Etcetera II

Hoping for the best but fearing the worst

There you would be almost entirely cut off from the world because the radio that you were so generously given by the government died some time ago when the batteries gave up the ghost. With no cash to buy replacements, the radio has now become a plaything for the younger children.

As a result you may believe that all is well. In Oodi, however, where I happen to live, we are positively deluged with news reports – from television, radio channels and the multitude of commercial newspapers. And what we are hearing, seeing and reading beggars belief.

On BTV we are routinely treated to the unedifying sight of politicians, microphone in hand, ranting at their audiences. Is there something about politics which convinces politicians that they will only be heard if they shout as loudly as they are able and that unless they do so, their audience will be incapable of understanding a word that they say? Are they unaware that the microphone they have in hand is there to do the shouting for them? In the National Assembly, shouting is regarded as unacceptable – so why not use the election process to practice speaking in a normal voice to an audience which is expected to understand what is being said?

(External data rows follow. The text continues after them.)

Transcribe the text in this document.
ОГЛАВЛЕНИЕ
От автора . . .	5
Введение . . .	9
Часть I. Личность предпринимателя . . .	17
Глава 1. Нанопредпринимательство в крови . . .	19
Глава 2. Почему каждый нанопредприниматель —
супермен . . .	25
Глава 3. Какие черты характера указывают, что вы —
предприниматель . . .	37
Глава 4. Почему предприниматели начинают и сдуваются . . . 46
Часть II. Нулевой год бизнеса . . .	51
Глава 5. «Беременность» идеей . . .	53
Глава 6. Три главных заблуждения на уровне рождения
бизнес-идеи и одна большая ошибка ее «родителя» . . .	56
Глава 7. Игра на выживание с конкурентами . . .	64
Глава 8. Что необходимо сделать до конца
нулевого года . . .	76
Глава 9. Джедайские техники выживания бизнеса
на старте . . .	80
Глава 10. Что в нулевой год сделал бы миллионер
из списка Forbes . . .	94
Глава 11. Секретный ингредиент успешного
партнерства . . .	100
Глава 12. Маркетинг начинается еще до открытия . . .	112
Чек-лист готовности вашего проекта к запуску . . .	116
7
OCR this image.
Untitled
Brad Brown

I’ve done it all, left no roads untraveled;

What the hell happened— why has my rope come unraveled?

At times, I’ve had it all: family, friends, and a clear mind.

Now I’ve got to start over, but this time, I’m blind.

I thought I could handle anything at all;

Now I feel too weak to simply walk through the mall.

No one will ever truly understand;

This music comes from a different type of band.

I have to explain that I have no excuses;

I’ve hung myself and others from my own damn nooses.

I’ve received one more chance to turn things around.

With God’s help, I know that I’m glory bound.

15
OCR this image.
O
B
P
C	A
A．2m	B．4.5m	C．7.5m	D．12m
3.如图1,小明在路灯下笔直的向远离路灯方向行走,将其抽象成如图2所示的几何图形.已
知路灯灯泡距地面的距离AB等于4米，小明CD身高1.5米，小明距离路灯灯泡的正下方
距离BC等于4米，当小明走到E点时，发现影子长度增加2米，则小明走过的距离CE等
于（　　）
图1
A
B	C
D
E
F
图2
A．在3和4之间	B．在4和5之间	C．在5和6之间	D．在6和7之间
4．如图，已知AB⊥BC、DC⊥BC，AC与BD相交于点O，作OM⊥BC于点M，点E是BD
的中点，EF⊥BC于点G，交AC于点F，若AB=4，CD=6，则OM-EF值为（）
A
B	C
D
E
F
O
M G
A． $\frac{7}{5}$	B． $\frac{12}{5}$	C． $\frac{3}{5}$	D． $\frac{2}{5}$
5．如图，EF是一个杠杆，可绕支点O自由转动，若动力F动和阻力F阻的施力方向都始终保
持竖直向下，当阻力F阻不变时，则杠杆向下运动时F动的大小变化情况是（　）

We knew that this election was going to be rough and nasty, and it already is. With two weeks still to go, the outlook is disconcerting in the extreme. We seem to be caught up in a mad frenzy which is destroying much of what was painfully achieved during the previous forty plus years. 

Each day brings something new, something unattractive or even ugly not least, I believe, because, we have lost a sense of shame.  We have had the photos reproduced in the press of the BDP’s leadership relaxing on board a BDF plane taking them to Gantsi for an election meeting. Horror.

The BDF being obliged to provide a politically partisan service! Quite so. But no one seems to have wondered if this was a one off which happened to have been exposed or if the BDF has been obliged to perform this service on many occasions and even in past elections?

Who would have known? And then there has been the new university in Palaype where our senior leaders have turned on each other in an orgy of ripping and rending which has probably brought the university to its knees. Within the week, the Chairman of the Council is fired, the Vice Chancellor resigns and numbers of his highly regarded expatriate staff are hounded by immigration officials and are also likely to resign. Are we really expected to believe that the personal vendettas which appear to be destroying the university have anything to do with the country, and its needs?

The shock waves are likely to reverberate around the international academic community and the good name of this country will be severely soiled. But do we care?

Does it matter so long as one individual adequately bashes another and one faction contrives to wreck the other? The usual routine with such scenarios is that the replacement leadership makes it a priority to reverse as much as possible of what has been put in place by its predecessor so that much time is needed for even a small project to recover equilibrium. 

In the case of the university in Palapye, it is likely that the recovery time will be exceptionally protracted as old staff thought to be sympathetic to the previous regime are removed and new ones appointed – doubtless with some difficulty.  In addition, it is probable that previous contracts adjudged to be inappropriate are cancelled and new ones signed. The result is bound to be a rash of litigation. We will see.

The devastation at Palapye may or may not be related to the election but for a certainty, the effects of the fall out there will be felt long after it has taken place, the outcome known, and the one party victorious and all others rubbed in the sand.

It is unlikely that those most responsible for the present ugliness and lack of shame will be bothered about the long term effects of what is now happening. All that matters for so many who are involved is to win the election at almost any cost.

The standards that they are now setting will be, however, the standards by which they will conduct themselves in future. What is now so worrying, therefore, is not what the country has now become but what it will be like in the weeks immediately after the election.